I Ran (So Far Away) - Flock of Seagulls

Okay, second post from the Oy! High School Years and because I was on vacation, didn't post one last week.

C'mon 40-somethings, you know you all loved this damn song!  If you say you didn't you're a damn liar!

As mentioned in my Big Country post, the 80s were the launch of MTV and the influx of everything not American and very funky looking was attractive.  We all heard it at every sock hop and turn-about dance we attended.

Flock of Seagulls was just something we weren't all exposed to.  The look, the hair, the big glasses, the full-on synthesizer music... we ate it up and yelled out the lyrics when they hit the chorus.


But probably what Flock are most known for is the hairstyle which, when you take a good look at it, looks like Donald Trump got caught in a Hurricane force wind storm.  They didn't exhibit this during the I Ran video but on their other big hit, "Space Age Love Song".

I never had the guts to try it.  I had the typical part down the middle, hair feathered back on the sides look during this time.  I'm not sure Mr.

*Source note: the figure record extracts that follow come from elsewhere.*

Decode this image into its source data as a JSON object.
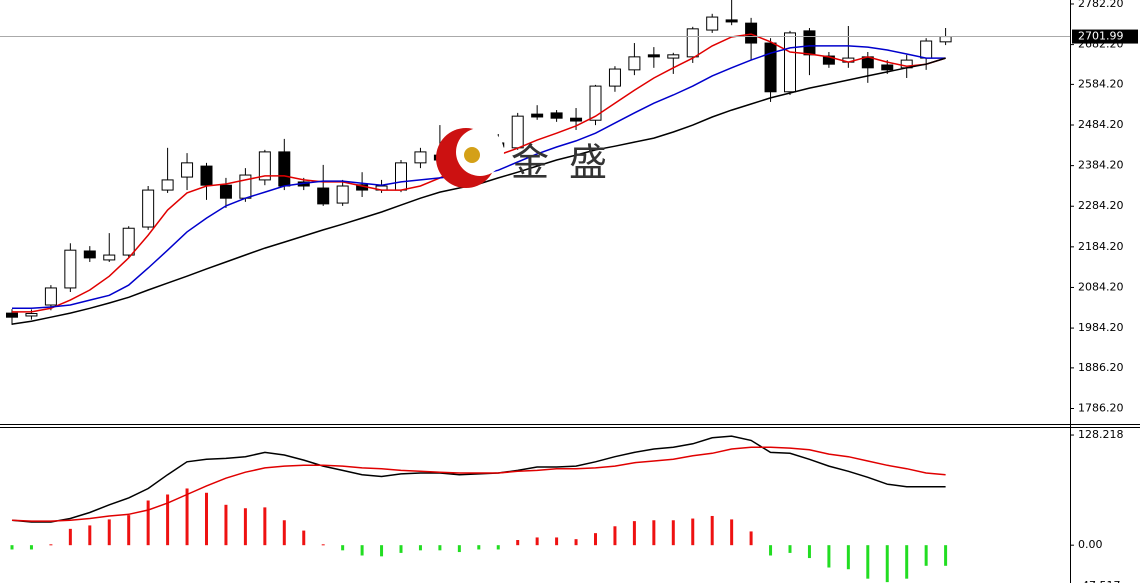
{
  "chart_data": [
    {
      "type": "candlestick",
      "open": [
        2021,
        2014,
        2041,
        2083,
        2174,
        2152,
        2164,
        2233,
        2324,
        2356,
        2383,
        2336,
        2304,
        2349,
        2418,
        2344,
        2329,
        2292,
        2337,
        2324,
        2324,
        2391,
        2410,
        2393,
        2410,
        2440,
        2428,
        2511,
        2514,
        2501,
        2496,
        2580,
        2620,
        2657,
        2649,
        2652,
        2718,
        2743,
        2735,
        2686,
        2566,
        2716,
        2654,
        2639,
        2652,
        2632,
        2625,
        2649,
        2689
      ],
      "high": [
        2031,
        2030,
        2090,
        2193,
        2186,
        2218,
        2235,
        2334,
        2428,
        2415,
        2391,
        2354,
        2378,
        2423,
        2450,
        2354,
        2386,
        2349,
        2368,
        2349,
        2398,
        2428,
        2484,
        2450,
        2460,
        2462,
        2514,
        2533,
        2521,
        2526,
        2583,
        2629,
        2686,
        2676,
        2662,
        2726,
        2758,
        2792,
        2748,
        2698,
        2716,
        2723,
        2664,
        2728,
        2664,
        2644,
        2657,
        2698,
        2723
      ],
      "low": [
        1992,
        2005,
        2028,
        2073,
        2147,
        2147,
        2157,
        2226,
        2317,
        2324,
        2300,
        2280,
        2295,
        2336,
        2324,
        2324,
        2285,
        2285,
        2307,
        2317,
        2319,
        2378,
        2393,
        2386,
        2400,
        2423,
        2423,
        2497,
        2492,
        2472,
        2484,
        2566,
        2607,
        2625,
        2610,
        2637,
        2711,
        2730,
        2644,
        2541,
        2558,
        2607,
        2625,
        2625,
        2588,
        2610,
        2600,
        2620,
        2681
      ],
      "close": [
        2011,
        2020,
        2083,
        2176,
        2157,
        2164,
        2230,
        2324,
        2349,
        2391,
        2336,
        2304,
        2361,
        2418,
        2334,
        2334,
        2290,
        2334,
        2324,
        2334,
        2391,
        2418,
        2398,
        2418,
        2442,
        2430,
        2506,
        2504,
        2501,
        2494,
        2580,
        2622,
        2652,
        2652,
        2657,
        2721,
        2750,
        2738,
        2686,
        2566,
        2711,
        2657,
        2634,
        2649,
        2625,
        2620,
        2644,
        2691,
        2701.99
      ],
      "up_color": "#ffffff",
      "down_color": "#000000",
      "series": [
        {
          "color": "#e00000",
          "values": [
            2024,
            2024,
            2033,
            2053,
            2078,
            2112,
            2157,
            2213,
            2275,
            2317,
            2334,
            2339,
            2349,
            2359,
            2359,
            2349,
            2344,
            2344,
            2334,
            2324,
            2324,
            2334,
            2354,
            2378,
            2398,
            2410,
            2427,
            2447,
            2464,
            2482,
            2506,
            2538,
            2570,
            2600,
            2625,
            2649,
            2679,
            2701,
            2708,
            2689,
            2664,
            2659,
            2652,
            2639,
            2652,
            2639,
            2629,
            2634,
            2649
          ]
        },
        {
          "color": "#0000cc",
          "values": [
            2033,
            2033,
            2036,
            2041,
            2053,
            2065,
            2090,
            2132,
            2176,
            2221,
            2255,
            2285,
            2304,
            2319,
            2334,
            2341,
            2346,
            2346,
            2341,
            2336,
            2344,
            2349,
            2354,
            2359,
            2361,
            2373,
            2393,
            2413,
            2430,
            2445,
            2464,
            2489,
            2514,
            2538,
            2558,
            2580,
            2605,
            2625,
            2644,
            2661,
            2674,
            2679,
            2679,
            2679,
            2676,
            2669,
            2659,
            2649,
            2649
          ]
        },
        {
          "color": "#000000",
          "values": [
            1994,
            2001,
            2011,
            2021,
            2033,
            2046,
            2060,
            2078,
            2095,
            2112,
            2130,
            2147,
            2164,
            2181,
            2196,
            2211,
            2226,
            2240,
            2255,
            2270,
            2287,
            2304,
            2319,
            2329,
            2339,
            2354,
            2368,
            2383,
            2398,
            2410,
            2423,
            2432,
            2442,
            2452,
            2467,
            2484,
            2504,
            2521,
            2536,
            2551,
            2563,
            2575,
            2585,
            2595,
            2605,
            2615,
            2625,
            2634,
            2649
          ]
        }
      ],
      "ylim": [
        1748,
        2792
      ],
      "yticks": [
        {
          "value": 2782.2,
          "label": "2782.20"
        },
        {
          "value": 2682.2,
          "label": "2682.20"
        },
        {
          "value": 2584.2,
          "label": "2584.20"
        },
        {
          "value": 2484.2,
          "label": "2484.20"
        },
        {
          "value": 2384.2,
          "label": "2384.20"
        },
        {
          "value": 2284.2,
          "label": "2284.20"
        },
        {
          "value": 2184.2,
          "label": "2184.20"
        },
        {
          "value": 2084.2,
          "label": "2084.20"
        },
        {
          "value": 1984.2,
          "label": "1984.20"
        },
        {
          "value": 1886.2,
          "label": "1886.20"
        },
        {
          "value": 1786.2,
          "label": "1786.20"
        }
      ],
      "current_price": 2701.99
    },
    {
      "type": "macd",
      "values": [
        -5,
        -5,
        1,
        19,
        23,
        30,
        35,
        52,
        59,
        66,
        61,
        47,
        43,
        44,
        29,
        17,
        1,
        -6,
        -12,
        -13,
        -9,
        -6,
        -6,
        -8,
        -5,
        -5,
        6,
        9,
        9,
        7,
        14,
        22,
        28,
        29,
        29,
        31,
        34,
        30,
        16,
        -12,
        -9,
        -15,
        -26,
        -28,
        -39,
        -43,
        -39,
        -24,
        -24
      ],
      "positive_color": "#ee1111",
      "negative_color": "#22dd22",
      "series": [
        {
          "color": "#000000",
          "values": [
            29,
            27,
            27,
            31,
            38,
            47,
            55,
            66,
            82,
            97,
            100,
            101,
            103,
            108,
            105,
            99,
            92,
            87,
            82,
            80,
            83,
            84,
            84,
            82,
            83,
            84,
            87,
            91,
            91,
            92,
            97,
            103,
            108,
            112,
            114,
            118,
            125,
            127,
            122,
            108,
            107,
            100,
            92,
            86,
            79,
            71,
            68,
            68,
            68
          ]
        },
        {
          "color": "#e00000",
          "values": [
            29,
            28,
            28,
            29,
            31,
            34,
            36,
            41,
            49,
            59,
            69,
            78,
            85,
            90,
            92,
            93,
            93,
            92,
            90,
            89,
            87,
            86,
            85,
            84,
            84,
            84,
            86,
            87,
            89,
            89,
            90,
            92,
            96,
            98,
            100,
            104,
            107,
            112,
            114,
            114,
            113,
            111,
            106,
            103,
            98,
            93,
            89,
            84,
            82
          ]
        }
      ],
      "ylim": [
        -47.517,
        136.4
      ],
      "yticks": [
        128.218,
        {
          "value": 0,
          "label": "0.00"
        },
        -47.517
      ]
    }
  ],
  "watermark": [
    "金",
    "盛"
  ]
}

Brown (dean of students) or any of the good Benedictine Brothers, Priests and Nuns would have allowed it in the doors of good ol' Benet Academy if I had even tried.  Maybe as long as I had my tie on straight they would have?

In a Big Country - Big Country

Oy!  The High School Years.

Well, although I mostly tended towards hard rock, metal, classic rock during High School there was a time when, gasp, MTV and Friday Night Videos took a prominent place on my weekends.

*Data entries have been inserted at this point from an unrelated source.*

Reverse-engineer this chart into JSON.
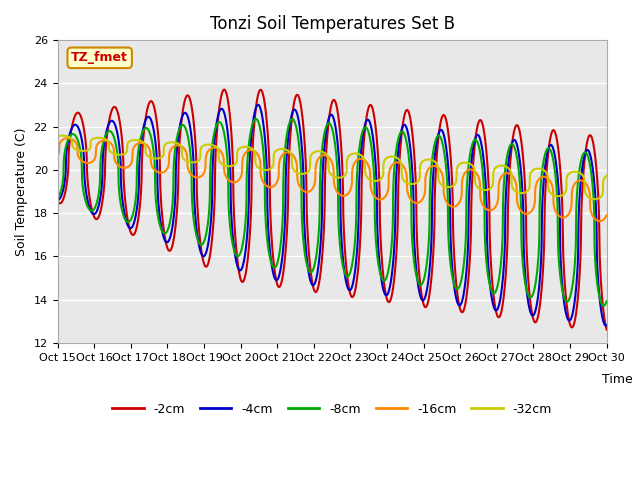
{
  "title": "Tonzi Soil Temperatures Set B",
  "xlabel": "Time",
  "ylabel": "Soil Temperature (C)",
  "ylim": [
    12,
    26
  ],
  "xlim": [
    0,
    15
  ],
  "x_tick_labels": [
    "Oct 15",
    "Oct 16",
    "Oct 17",
    "Oct 18",
    "Oct 19",
    "Oct 20",
    "Oct 21",
    "Oct 22",
    "Oct 23",
    "Oct 24",
    "Oct 25",
    "Oct 26",
    "Oct 27",
    "Oct 28",
    "Oct 29",
    "Oct 30"
  ],
  "series_labels": [
    "-2cm",
    "-4cm",
    "-8cm",
    "-16cm",
    "-32cm"
  ],
  "series_colors": [
    "#cc0000",
    "#0000cc",
    "#00aa00",
    "#ff8800",
    "#cccc00"
  ],
  "series_linewidths": [
    1.5,
    1.5,
    1.5,
    1.5,
    1.5
  ],
  "plot_bg_color": "#e8e8e8",
  "annotation_text": "TZ_fmet",
  "annotation_color": "#cc0000",
  "annotation_bg": "#ffffcc",
  "annotation_border": "#cc8800",
  "grid_color": "#ffffff",
  "title_fontsize": 12,
  "label_fontsize": 9,
  "tick_fontsize": 8
}
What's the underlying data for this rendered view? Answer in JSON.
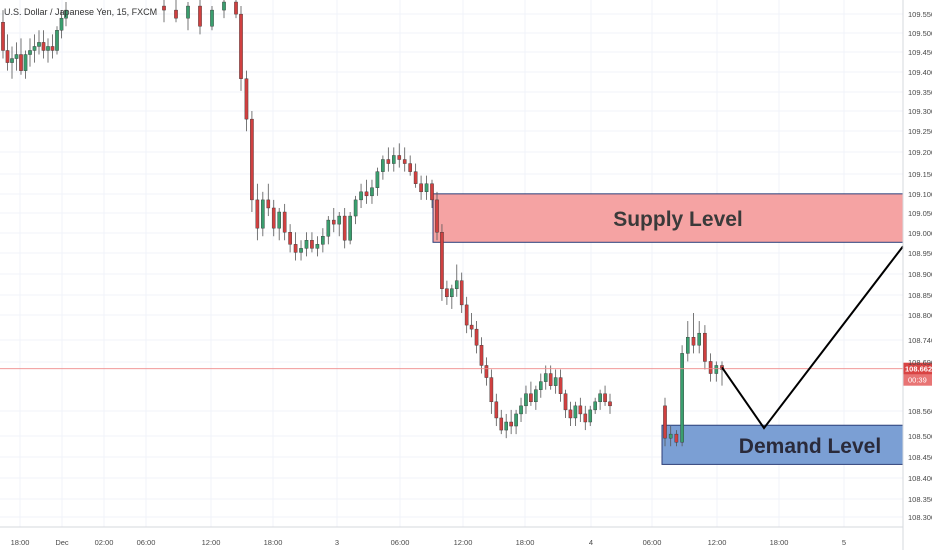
{
  "chart_data": {
    "type": "candlestick",
    "title": "U.S. Dollar / Japanese Yen, 15, FXCM",
    "y_ticks": [
      "109.550",
      "109.500",
      "109.450",
      "109.400",
      "109.350",
      "109.300",
      "109.250",
      "109.200",
      "109.150",
      "109.100",
      "109.050",
      "109.000",
      "108.950",
      "108.900",
      "108.850",
      "108.800",
      "108.740",
      "108.690",
      "108.560",
      "108.500",
      "108.450",
      "108.400",
      "108.350",
      "108.300"
    ],
    "x_ticks": [
      "18:00",
      "Dec",
      "02:00",
      "06:00",
      "12:00",
      "18:00",
      "3",
      "06:00",
      "12:00",
      "18:00",
      "4",
      "06:00",
      "12:00",
      "18:00",
      "5"
    ],
    "price_line": 108.662,
    "price_label": "108.662",
    "countdown_label": "00:39",
    "ylim": [
      108.27,
      109.575
    ],
    "supply_zone": {
      "label": "Supply Level",
      "high": 109.095,
      "low": 108.975
    },
    "demand_zone": {
      "label": "Demand Level",
      "high": 108.522,
      "low": 108.425
    },
    "projection": [
      {
        "price": 108.665
      },
      {
        "price": 108.515
      },
      {
        "price": 108.965
      }
    ],
    "series": [
      {
        "values": [
          [
            109.52,
            109.55,
            109.43,
            109.45
          ],
          [
            109.45,
            109.49,
            109.4,
            109.42
          ],
          [
            109.42,
            109.46,
            109.38,
            109.43
          ],
          [
            109.43,
            109.47,
            109.4,
            109.44
          ],
          [
            109.44,
            109.48,
            109.39,
            109.4
          ],
          [
            109.4,
            109.45,
            109.38,
            109.44
          ],
          [
            109.44,
            109.48,
            109.41,
            109.45
          ],
          [
            109.45,
            109.49,
            109.42,
            109.46
          ],
          [
            109.46,
            109.5,
            109.44,
            109.47
          ],
          [
            109.47,
            109.5,
            109.43,
            109.45
          ],
          [
            109.45,
            109.48,
            109.42,
            109.46
          ],
          [
            109.46,
            109.49,
            109.43,
            109.45
          ],
          [
            109.45,
            109.51,
            109.44,
            109.5
          ],
          [
            109.5,
            109.55,
            109.48,
            109.53
          ],
          [
            109.53,
            109.57,
            109.51,
            109.55
          ]
        ]
      },
      {
        "values": [
          [
            109.56,
            109.59,
            109.52,
            109.55
          ],
          [
            109.55,
            109.58,
            109.52,
            109.53
          ],
          [
            109.53,
            109.57,
            109.5,
            109.56
          ],
          [
            109.56,
            109.58,
            109.49,
            109.51
          ],
          [
            109.51,
            109.56,
            109.5,
            109.55
          ],
          [
            109.55,
            109.59,
            109.53,
            109.57
          ],
          [
            109.57,
            109.6,
            109.53,
            109.54
          ]
        ]
      },
      {
        "values": [
          [
            109.54,
            109.56,
            109.35,
            109.38
          ],
          [
            109.38,
            109.4,
            109.25,
            109.28
          ],
          [
            109.28,
            109.3,
            109.05,
            109.08
          ],
          [
            109.08,
            109.12,
            108.98,
            109.01
          ],
          [
            109.01,
            109.1,
            108.99,
            109.08
          ],
          [
            109.08,
            109.12,
            109.04,
            109.06
          ],
          [
            109.06,
            109.08,
            108.99,
            109.01
          ],
          [
            109.01,
            109.06,
            108.98,
            109.05
          ],
          [
            109.05,
            109.07,
            108.98,
            109.0
          ],
          [
            109.0,
            109.02,
            108.95,
            108.97
          ],
          [
            108.97,
            109.0,
            108.93,
            108.95
          ],
          [
            108.95,
            108.98,
            108.93,
            108.96
          ],
          [
            108.96,
            109.0,
            108.94,
            108.98
          ],
          [
            108.98,
            109.0,
            108.95,
            108.96
          ],
          [
            108.96,
            108.99,
            108.94,
            108.97
          ],
          [
            108.97,
            109.01,
            108.95,
            108.99
          ],
          [
            108.99,
            109.04,
            108.97,
            109.03
          ],
          [
            109.03,
            109.06,
            109.0,
            109.02
          ],
          [
            109.02,
            109.05,
            108.99,
            109.04
          ],
          [
            109.04,
            109.06,
            108.96,
            108.98
          ],
          [
            108.98,
            109.05,
            108.97,
            109.04
          ],
          [
            109.04,
            109.09,
            109.02,
            109.08
          ],
          [
            109.08,
            109.12,
            109.06,
            109.1
          ],
          [
            109.1,
            109.13,
            109.07,
            109.09
          ],
          [
            109.09,
            109.13,
            109.07,
            109.11
          ],
          [
            109.11,
            109.16,
            109.09,
            109.15
          ],
          [
            109.15,
            109.19,
            109.13,
            109.18
          ],
          [
            109.18,
            109.21,
            109.15,
            109.17
          ],
          [
            109.17,
            109.21,
            109.15,
            109.19
          ],
          [
            109.19,
            109.22,
            109.16,
            109.18
          ],
          [
            109.18,
            109.21,
            109.15,
            109.17
          ],
          [
            109.17,
            109.19,
            109.14,
            109.15
          ],
          [
            109.15,
            109.17,
            109.11,
            109.12
          ],
          [
            109.12,
            109.14,
            109.08,
            109.1
          ],
          [
            109.1,
            109.14,
            109.08,
            109.12
          ],
          [
            109.12,
            109.13,
            109.06,
            109.08
          ]
        ]
      },
      {
        "values": [
          [
            109.08,
            109.1,
            108.98,
            109.0
          ],
          [
            109.0,
            109.02,
            108.83,
            108.86
          ],
          [
            108.86,
            108.88,
            108.82,
            108.84
          ],
          [
            108.84,
            108.87,
            108.81,
            108.86
          ],
          [
            108.86,
            108.92,
            108.84,
            108.88
          ],
          [
            108.88,
            108.9,
            108.8,
            108.82
          ],
          [
            108.82,
            108.84,
            108.75,
            108.77
          ],
          [
            108.77,
            108.8,
            108.74,
            108.76
          ],
          [
            108.76,
            108.78,
            108.7,
            108.72
          ],
          [
            108.72,
            108.74,
            108.65,
            108.67
          ],
          [
            108.67,
            108.69,
            108.62,
            108.64
          ],
          [
            108.64,
            108.66,
            108.55,
            108.58
          ],
          [
            108.58,
            108.6,
            108.52,
            108.54
          ],
          [
            108.54,
            108.56,
            108.5,
            108.51
          ],
          [
            108.51,
            108.55,
            108.49,
            108.53
          ],
          [
            108.53,
            108.56,
            108.5,
            108.52
          ],
          [
            108.52,
            108.56,
            108.5,
            108.55
          ],
          [
            108.55,
            108.59,
            108.53,
            108.57
          ],
          [
            108.57,
            108.62,
            108.55,
            108.6
          ],
          [
            108.6,
            108.63,
            108.57,
            108.58
          ],
          [
            108.58,
            108.62,
            108.56,
            108.61
          ],
          [
            108.61,
            108.65,
            108.59,
            108.63
          ],
          [
            108.63,
            108.67,
            108.61,
            108.65
          ],
          [
            108.65,
            108.67,
            108.61,
            108.62
          ],
          [
            108.62,
            108.66,
            108.6,
            108.64
          ],
          [
            108.64,
            108.66,
            108.58,
            108.6
          ],
          [
            108.6,
            108.61,
            108.54,
            108.56
          ],
          [
            108.56,
            108.58,
            108.52,
            108.54
          ],
          [
            108.54,
            108.58,
            108.52,
            108.57
          ],
          [
            108.57,
            108.59,
            108.53,
            108.55
          ],
          [
            108.55,
            108.57,
            108.51,
            108.53
          ],
          [
            108.53,
            108.57,
            108.52,
            108.56
          ],
          [
            108.56,
            108.59,
            108.55,
            108.58
          ],
          [
            108.58,
            108.61,
            108.56,
            108.6
          ],
          [
            108.6,
            108.62,
            108.57,
            108.58
          ],
          [
            108.58,
            108.6,
            108.55,
            108.57
          ]
        ]
      },
      {
        "values": [
          [
            108.57,
            108.59,
            108.47,
            108.49
          ],
          [
            108.49,
            108.52,
            108.47,
            108.5
          ],
          [
            108.5,
            108.51,
            108.47,
            108.48
          ],
          [
            108.48,
            108.72,
            108.47,
            108.7
          ],
          [
            108.7,
            108.78,
            108.68,
            108.74
          ],
          [
            108.74,
            108.8,
            108.7,
            108.72
          ],
          [
            108.72,
            108.78,
            108.7,
            108.75
          ],
          [
            108.75,
            108.77,
            108.66,
            108.68
          ],
          [
            108.68,
            108.7,
            108.63,
            108.65
          ],
          [
            108.65,
            108.68,
            108.63,
            108.67
          ],
          [
            108.67,
            108.68,
            108.62,
            108.66
          ]
        ]
      }
    ]
  }
}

Combine the fact that we could now see the artists performing along with the influx if much needed imported video with my oft-cited attraction to unique sounds et voila, Big Country, one of the biggest bands to come out of Scotland during that time other than The Signals ;-p (inside reference to someone who will know what it means)

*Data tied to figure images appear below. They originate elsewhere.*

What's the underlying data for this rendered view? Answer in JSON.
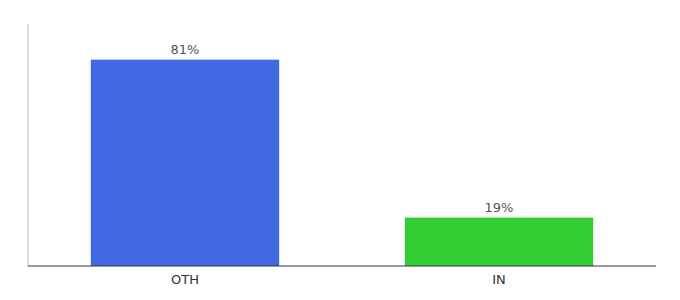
{
  "chart_data": {
    "type": "bar",
    "categories": [
      "OTH",
      "IN"
    ],
    "values": [
      81,
      19
    ],
    "value_labels": [
      "81%",
      "19%"
    ],
    "colors": [
      "#4169e1",
      "#33cc33"
    ],
    "ylim": [
      0,
      95
    ],
    "data_labels": true,
    "tick_labels": "x"
  }
}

The unique guitar sounds, often which were made to sound like bagpipes playing were constructed by lead guitarist and lead writer for the band, Stuart Adamson.  The songs were fun, invoked references to their love of their homeland and transported me to 80's Scotland as I would read the liner notes to their first albums.

The video below is from roughly their last performance with Stuart at the helm.  There may have been one or two performances after this but a year and a half later, he was found dead in a hotel in Hawaii having committed suicide.

I couldn't find the 'official' video that played in heavy rotation on MTV during that time but if I do ever find it, I'll post it.  It just made you want to get to the UK, which I did some 14 years later.



04 February 2013

The Harder They Come - Jimmy Cliff

Well, since one of the big hub-bubs before yesterday's Superbowl commercial-o-rama was about the VW spot and a few mis-guided, talking-head race-baiters calling it racist (it WASN'T), I thought it was appropriate to choose a Jamaican artist for today.

Kudos to VW for still running the ad.  My wife had NOT seen it OR the 'outrage' and laughed through the whole thing.

As I mentioned in my previous OMM post, college was a GREAT time for me and my music tastes and experiences rapidly broadened further than I could have ever imagined.

There were a few Reggae/Ska bands in Milwaukee and somehow the Delta Chi boys attached ourselves to a band of WHITE guys called Those X-Cleavers who were sort of a punk/ska sort of group. (Note: I think the ONLY other group was Kojo at the time and then there was Tony Brown Band out of Madison).  But what came from that was the quick exposure to groups much more than just the Bob Marley stuff that was playing on ever jukebox in every campus bar and house party.

I'll feature a group of guys later in the year named Sly & Robbie but back to this post; Ladies and Gentlemen, Mr. Jimmy Cliff playing "The Harder They Come".

Now, this song came out in 1972 (or close to it) but I hadn't heard it, at least not consciously, until the mid-80's.  I ALSO was able to finally see the movie around that time as well.  Jimmy was the star of that movie and of course, as he mentions in the video, it really propelled him into at least US notariety.

During the mid 80's he also did a movie that I actually PAID to see called Club Paradise with Robin Williams.

Jimmy never really had a ton of commercial music hits, but amongst the Reggae community, he continued to represent the 'no problem mon' attitude that helped tourism to this very day.  Frankly, most of anything he had ever chart were covers of other songs but hearing his original "The Harder They Come" is one that left its mark on me.

I was fortunate to see him live and it was absolutely fantastic and I got that chance in the early 90's at Summerfest where the aforementioned Those X-Cleavers opened up for him (and not like the band that plays at 12:00, they were the band that played right before he took the stage).

Lastly, please notice that he plays guitar left-handed but doesn't re-string the guitar, he just plays it upside down.  I heard an interview with him (again on the Guitar Center Sessions on DirecTV) where he said that it was just cheaper to buy a right-handed guitar and play it upside down.  Hell it worked for Paul McCartney and Jimi Hendrix, why not him

Funny enough my son plunks around on a right-handed guitar but he too is a lefty.  Maybe if it gets really good at it, we'll have a star on our hands.